Genome-wide linkage meta-analysis identifies susceptibility loci at 2q34 and 13q31.3 for genetic generalized epilepsies


  • C. Leu
  • C.G.F. de Kovel
  • F. Zara
  • P. Striano
  • M. Pezzella
  • A. Robbiano
  • A. Bianchi
  • F. Bisulli
  • A. Coppola
  • A.T. Giallonardo
  • F. Beccaria
  • D.K. Trenite
  • D. Lindhout
  • V. Gaus
  • B. Schmitz
  • D. Janz
  • Y.G. Weber
  • F. Becker
  • H. Lerche
  • A.A. Kleefuss-Lie
  • K. Hallman
  • W.S. Kunz
  • C.E. Elger
  • H. Muhle
  • U. Stephani
  • R.S. Moller
  • H. Hjalgrim
  • S. Mullen
  • I.E. Scheffer
  • S.F. Berkovic
  • K.V. Everett
  • M.R. Gardiner
  • C. Marini
  • R. Guerrini
  • A.E. Lehesjoki
  • A. Siren
  • R. Nabbout
  • S. Baulac
  • E. Leguern
  • J.M. Serratosa
  • F. Rosenow
  • M. Feucht
  • I. Unterberger
  • A. Covanis
  • A. Suls
  • S. Weckhuysen
  • R. Kaneva
  • H. Caglayan
  • D. Turkdogan
  • B. Baykan
  • N. Bebek
  • U. Ozbek
  • A. Hempelmann
  • H. Schulz
  • F. Rueschendorf
  • H. Trucks
  • P. Nuernberg
  • G. Avanzini
  • B.P.C. Koeleman
  • T. Sander


  • Epilepsia


  • Epilepsia 53 (2): 308-318


  • PURPOSE: Genetic generalized epilepsies (GGEs) have a lifetime prevalence of 0.3% with heritability estimates of 80%. A considerable proportion of families with siblings affected by GGEs presumably display an oligogenic inheritance. The present genome-wide linkage meta-analysis aimed to map: (1) susceptibility loci shared by a broad spectrum of GGEs, and (2) seizure type-related genetic factors preferentially predisposing to either typical absence or myoclonic seizures, respectively. METHODS: Meta-analysis of three genome-wide linkage datasets was carried out in 379 GGE-multiplex families of European ancestry including 982 relatives with GGEs.
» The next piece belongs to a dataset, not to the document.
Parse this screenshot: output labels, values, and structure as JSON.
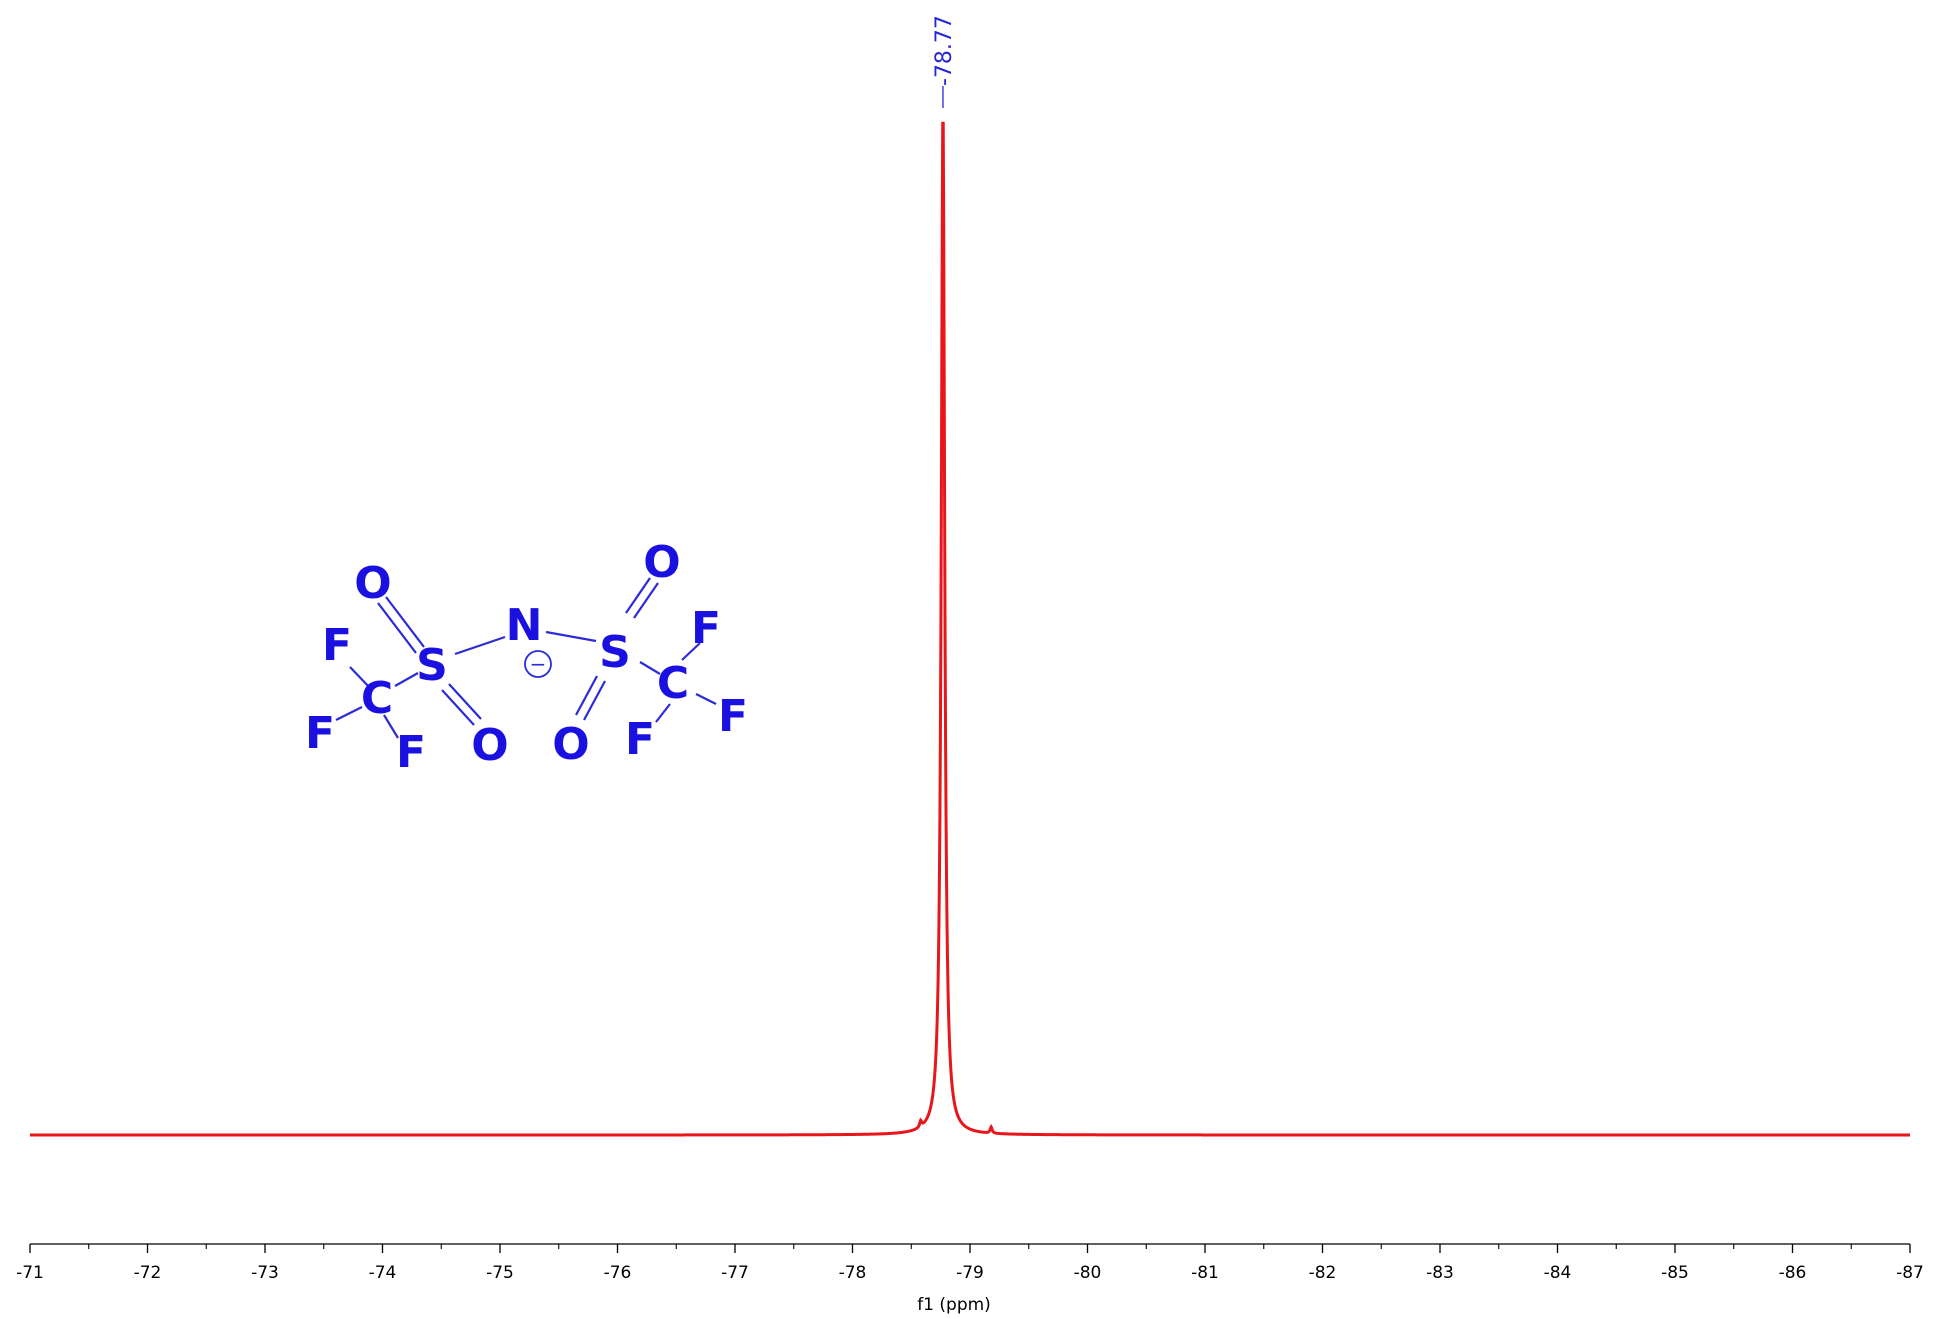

To dissect out seizure type-related susceptibility genes, two family subgroups were stratified comprising 235 families with predominantly genetic absence epilepsies (GAEs) and 118 families with an aggregation of juvenile myoclonic epilepsy (JME). To map shared and seizure type-related susceptibility loci, both nonparametric loci (NPL) and parametric linkage analyses were performed for a broad trait model (GGEs) in the entire set of GGE-multiplex families and a narrow trait model (typical absence or myoclonic seizures) in the subgroups of JME and GAE families. KEY FINDINGS: For the entire set of 379 GGE-multiplex families, linkage analysis revealed six loci achieving suggestive evidence for linkage at 1p36.22, 3p14.2, 5q34, 13q12.12, 13q31.3, and 19q13.42. The linkage finding at 5q34 was consistently supported by both NPL and parametric linkage results across all three family groups. A genome-wide significant nonparametric logarithm of odds score of 3.43 was obtained at 2q34 in 118 JME families. Significant parametric linkage to 13q31.3 was found in 235 GAE families assuming recessive inheritance (heterogeneity logarithm of odds = 5.02). SIGNIFICANCE: Our linkage results support an oligogenic predisposition of familial GGE syndromes. The genetic risk factor at 5q34 confers risk to a broad spectrum of familial GGE syndromes, whereas susceptibility loci at 2q34 and 13q31.3 preferentially predispose to myoclonic seizures or absence seizures, respectively. Phenotype- genotype strategies applying narrow trait definitions in phenotypic homogeneous subgroups of families improve the prospects of disentangling the genetic basis of common familial GGE syndromes.